她小宇宙爆发,把他手弄得通红,硬是夺过来随便扔包里,押着他匆匆赶回化妆间,袁孟看到人,一口气终于喘了上来。
晚上录制的部分不长,一段夜景的游戏环节,以及所有嘉宾出场分组的群镜头。
陆星寒化妆时就过分沉默,林知微也烦得一言不发,两个人自成小空间,旁边人互相示意,谁也没敢上去触霉头,只有余火没消的秦思思以为他俩这么快就闹掰了,肯定是林知微失了宠。
她就说嘛,怎么可能,一个两个的,全上赶着喜欢林知微?
哪来的吸引力。
以她的经验,男人别管年纪大小,一旦不想理谁,那绝对会待身边的其他女人热情很多。
只要能让林知微难受,她心里就痛快,自降点身价算什么。
秦思思翘翘嘴角,放下手头的工作,出去端了杯节目组给大家解暑准备的冰镇酸梅汤,专门从林知微身边慢腾腾经过,斜看她一眼,然后绕到陆星寒椅子的另一边。
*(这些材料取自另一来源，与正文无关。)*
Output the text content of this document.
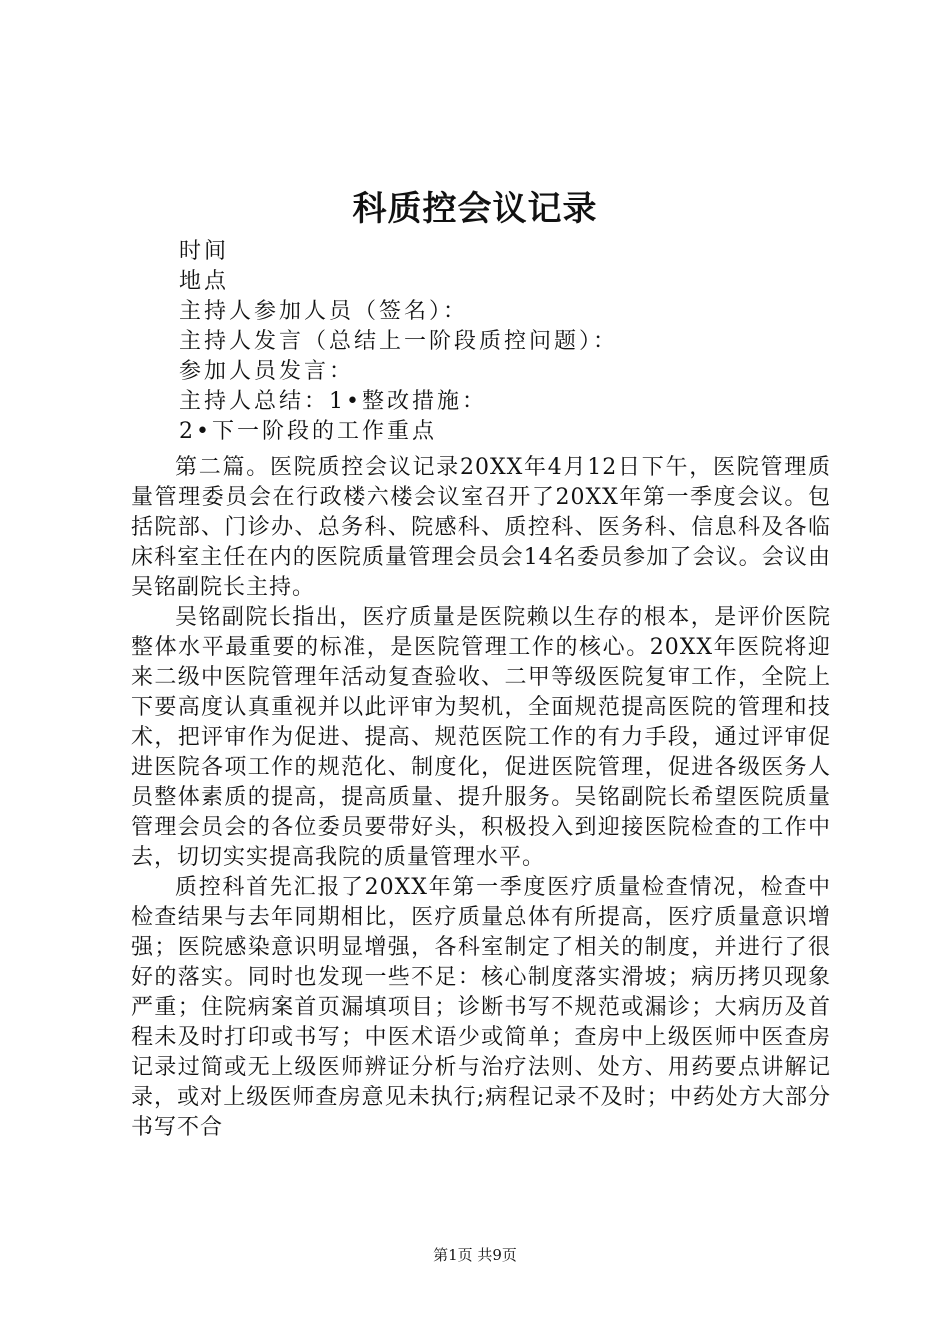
科质控会议记录
时间
地点
主持人参加人员（签名）：
主持人发言（总结上一阶段质控问题）：
参加人员发言：
主持人总结：1•整改措施：
2•下一阶段的工作重点

第二篇。医院质控会议记录20XX年4月12日下午，医院管理质量管理委员会在行政楼六楼会议室召开了20XX年第一季度会议。包括院部、门诊办、总务科、院感科、质控科、医务科、信息科及各临床科室主任在内的医院质量管理会员会14名委员参加了会议。会议由吴铭副院长主持。

吴铭副院长指出，医疗质量是医院赖以生存的根本，是评价医院整体水平最重要的标准，是医院管理工作的核心。20XX年医院将迎来二级中医院管理年活动复查验收、二甲等级医院复审工作，全院上下要高度认真重视并以此评审为契机，全面规范提高医院的管理和技术，把评审作为促进、提高、规范医院工作的有力手段，通过评审促进医院各项工作的规范化、制度化，促进医院管理，促进各级医务人员整体素质的提高，提高质量、提升服务。吴铭副院长希望医院质量管理会员会的各位委员要带好头，积极投入到迎接医院检查的工作中去，切切实实提高我院的质量管理水平。

质控科首先汇报了20XX年第一季度医疗质量检查情况，检查中检查结果与去年同期相比，医疗质量总体有所提高，医疗质量意识增强；医院感染意识明显增强，各科室制定了相关的制度，并进行了很好的落实。同时也发现一些不足：核心制度落实滑坡；病历拷贝现象严重；住院病案首页漏填项目；诊断书写不规范或漏诊；大病历及首程未及时打印或书写；中医术语少或简单；查房中上级医师中医查房记录过简或无上级医师辨证分析与治疗法则、处方、用药要点讲解记录，或对上级医师查房意见未执行;病程记录不及时；中药处方大部分书写不合

第1页 共9页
她故意把指尖冰得发白,才怯怯递上去,声音娇娇柔柔,“刚才其他人都喝了,你来得晚,我专门留的。”
陆星寒眼都不抬,“拿走。”
林知微捏着粉扑的手停了。
秦思思咬咬唇,不信这个邪,递得更近,“味道不错,你喝完了我再去倒。”
四周群众有点窒息。
袁孟暗骂一声,矮胖身躯格外灵活,窜上去要把这惹事的抓紧领走,可他太高估了陆星寒的耐性。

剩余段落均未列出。